Турецкий не нашел сразу, что возразить. Подобную перспективу он до сих пор не рассматривал.
— Погоди, неужели ты считаешь, что он позволит своим подручным загрузить три сотни миллионов баксов в вертолет, а сам будет спокойно дожидаться где-нибудь в укромном месте, пока верные слуги подберут его на борт? Как же, подберут они его, держи карман шире! Брось, Питер, бред это все, детский сад. Если он клюнул — прибудет сюда собственной персоной. А здесь мы за рога его — и в стойло.
— Ты сам рассуждаешь, как в детском саду. Мало ли какими средствами он держит свою гвардию в узде? Может, он бомбу сунул им под хвост и не снимает руку с красной кнопки. Может, он отца родного за штурвал посадил, а здешним бойцам дал указание всех лишних порешить, когда закончат погрузку. А скорее всего, нет лишних, только самые преданные или вообще один, самый-самый.

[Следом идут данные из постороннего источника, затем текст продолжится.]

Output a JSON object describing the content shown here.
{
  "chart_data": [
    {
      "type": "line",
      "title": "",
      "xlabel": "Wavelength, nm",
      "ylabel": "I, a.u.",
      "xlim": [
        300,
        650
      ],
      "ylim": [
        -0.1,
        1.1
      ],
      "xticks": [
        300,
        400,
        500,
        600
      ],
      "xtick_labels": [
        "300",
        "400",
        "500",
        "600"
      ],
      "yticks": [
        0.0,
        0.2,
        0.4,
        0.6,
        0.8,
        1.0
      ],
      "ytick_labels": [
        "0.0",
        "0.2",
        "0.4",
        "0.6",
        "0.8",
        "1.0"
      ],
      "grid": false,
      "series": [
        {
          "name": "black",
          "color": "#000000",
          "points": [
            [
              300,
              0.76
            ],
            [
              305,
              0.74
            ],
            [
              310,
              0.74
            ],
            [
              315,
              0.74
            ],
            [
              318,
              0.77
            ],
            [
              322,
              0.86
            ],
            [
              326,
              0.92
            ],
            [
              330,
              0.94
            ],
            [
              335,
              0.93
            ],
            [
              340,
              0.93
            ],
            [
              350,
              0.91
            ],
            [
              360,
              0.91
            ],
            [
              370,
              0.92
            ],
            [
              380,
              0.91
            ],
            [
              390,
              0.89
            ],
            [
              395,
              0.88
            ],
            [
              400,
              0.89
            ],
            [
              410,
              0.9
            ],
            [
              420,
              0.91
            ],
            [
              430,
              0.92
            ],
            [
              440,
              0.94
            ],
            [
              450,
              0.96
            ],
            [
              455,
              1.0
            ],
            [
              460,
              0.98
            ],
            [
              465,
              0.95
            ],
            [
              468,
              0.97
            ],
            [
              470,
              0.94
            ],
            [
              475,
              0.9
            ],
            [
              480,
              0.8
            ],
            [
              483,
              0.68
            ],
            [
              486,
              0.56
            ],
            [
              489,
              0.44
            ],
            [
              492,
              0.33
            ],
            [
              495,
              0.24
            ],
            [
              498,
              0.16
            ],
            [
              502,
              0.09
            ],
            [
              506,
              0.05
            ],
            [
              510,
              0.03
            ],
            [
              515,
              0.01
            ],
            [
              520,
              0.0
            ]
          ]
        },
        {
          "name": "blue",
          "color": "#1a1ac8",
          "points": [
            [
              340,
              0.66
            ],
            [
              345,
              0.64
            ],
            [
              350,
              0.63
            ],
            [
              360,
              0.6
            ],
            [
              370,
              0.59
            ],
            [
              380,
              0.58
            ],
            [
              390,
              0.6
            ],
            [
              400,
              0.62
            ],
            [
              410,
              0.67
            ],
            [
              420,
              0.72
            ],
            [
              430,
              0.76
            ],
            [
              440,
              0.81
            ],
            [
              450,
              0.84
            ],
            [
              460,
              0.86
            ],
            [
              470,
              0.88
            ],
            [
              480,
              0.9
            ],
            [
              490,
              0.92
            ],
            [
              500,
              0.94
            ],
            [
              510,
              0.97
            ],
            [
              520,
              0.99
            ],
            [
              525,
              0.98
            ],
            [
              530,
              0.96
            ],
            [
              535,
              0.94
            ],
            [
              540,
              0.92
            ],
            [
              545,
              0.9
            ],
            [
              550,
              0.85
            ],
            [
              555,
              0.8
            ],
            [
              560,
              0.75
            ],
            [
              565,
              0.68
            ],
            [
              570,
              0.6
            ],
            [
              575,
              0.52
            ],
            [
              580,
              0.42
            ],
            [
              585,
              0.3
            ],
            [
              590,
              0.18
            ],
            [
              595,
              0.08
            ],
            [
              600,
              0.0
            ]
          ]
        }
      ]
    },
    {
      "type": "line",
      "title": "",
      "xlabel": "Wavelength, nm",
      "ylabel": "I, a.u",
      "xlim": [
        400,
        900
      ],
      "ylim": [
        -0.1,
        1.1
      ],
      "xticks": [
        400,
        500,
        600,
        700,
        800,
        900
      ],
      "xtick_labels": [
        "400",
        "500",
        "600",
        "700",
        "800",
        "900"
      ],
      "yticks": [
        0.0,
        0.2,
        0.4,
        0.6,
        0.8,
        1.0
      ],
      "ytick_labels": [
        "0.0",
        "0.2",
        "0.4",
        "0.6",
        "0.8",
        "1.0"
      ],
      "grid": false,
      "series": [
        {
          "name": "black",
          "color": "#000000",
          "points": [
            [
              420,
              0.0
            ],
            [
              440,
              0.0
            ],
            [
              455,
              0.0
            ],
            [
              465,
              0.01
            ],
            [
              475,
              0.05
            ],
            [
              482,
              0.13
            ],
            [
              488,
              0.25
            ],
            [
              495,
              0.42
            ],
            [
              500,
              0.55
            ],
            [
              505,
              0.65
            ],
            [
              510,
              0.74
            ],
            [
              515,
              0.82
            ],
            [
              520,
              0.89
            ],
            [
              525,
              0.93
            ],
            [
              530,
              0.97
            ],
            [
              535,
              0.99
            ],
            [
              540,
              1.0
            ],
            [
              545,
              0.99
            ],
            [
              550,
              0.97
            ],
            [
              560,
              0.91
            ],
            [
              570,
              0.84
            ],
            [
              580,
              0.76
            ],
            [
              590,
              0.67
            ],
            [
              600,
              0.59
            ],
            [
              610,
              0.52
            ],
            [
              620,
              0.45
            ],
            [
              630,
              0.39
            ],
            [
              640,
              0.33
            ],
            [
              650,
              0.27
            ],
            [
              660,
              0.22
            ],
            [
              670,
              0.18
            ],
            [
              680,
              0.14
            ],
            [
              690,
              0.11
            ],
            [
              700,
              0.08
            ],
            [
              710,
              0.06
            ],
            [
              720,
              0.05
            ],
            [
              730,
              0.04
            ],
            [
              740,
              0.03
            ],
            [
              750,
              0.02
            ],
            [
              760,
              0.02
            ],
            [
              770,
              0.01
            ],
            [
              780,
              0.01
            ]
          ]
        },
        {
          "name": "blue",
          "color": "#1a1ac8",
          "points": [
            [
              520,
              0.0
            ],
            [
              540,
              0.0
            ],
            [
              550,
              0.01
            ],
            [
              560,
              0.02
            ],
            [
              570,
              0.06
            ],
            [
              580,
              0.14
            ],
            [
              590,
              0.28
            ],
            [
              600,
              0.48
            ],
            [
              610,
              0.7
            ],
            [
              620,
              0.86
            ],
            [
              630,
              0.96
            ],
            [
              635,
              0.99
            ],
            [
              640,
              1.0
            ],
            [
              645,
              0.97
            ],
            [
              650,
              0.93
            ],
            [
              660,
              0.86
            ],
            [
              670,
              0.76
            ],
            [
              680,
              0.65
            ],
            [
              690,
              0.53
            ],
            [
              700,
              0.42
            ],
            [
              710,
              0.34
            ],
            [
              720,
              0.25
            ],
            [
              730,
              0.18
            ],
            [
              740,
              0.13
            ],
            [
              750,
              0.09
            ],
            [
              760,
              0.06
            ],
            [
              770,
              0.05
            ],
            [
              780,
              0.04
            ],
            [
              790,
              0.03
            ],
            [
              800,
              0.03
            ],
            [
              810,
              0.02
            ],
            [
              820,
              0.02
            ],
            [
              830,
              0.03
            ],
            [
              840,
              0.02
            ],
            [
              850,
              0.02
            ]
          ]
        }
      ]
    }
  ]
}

— Бред! Не будет он такие сложные пасьянсы раскладывать, если не дурак. А он не дурак! Когда речь идет о сотне миллионов, и на родного отца полагаться нельзя, да и стар он наверняка для таких передряг.
— Приближается гражданский вертолет со стороны Мюнхена, — объявил связист, — дальность десять миль, скорость 80 узлов, высота сто футов — предельно низко, втрое ниже установленной границы для этого района. Очевидно, стремится идти незаметно для радаров. Сигнал очень слабый. Снизится на несколько футов — мы его потеряем.
«Черт бы побрал весь англоговорящий мир с их футами и дюймами, — выругался про себя Турецкий. — Тут война, а я должен арифметикой заниматься, пересчитывать все к человеческим единицам…»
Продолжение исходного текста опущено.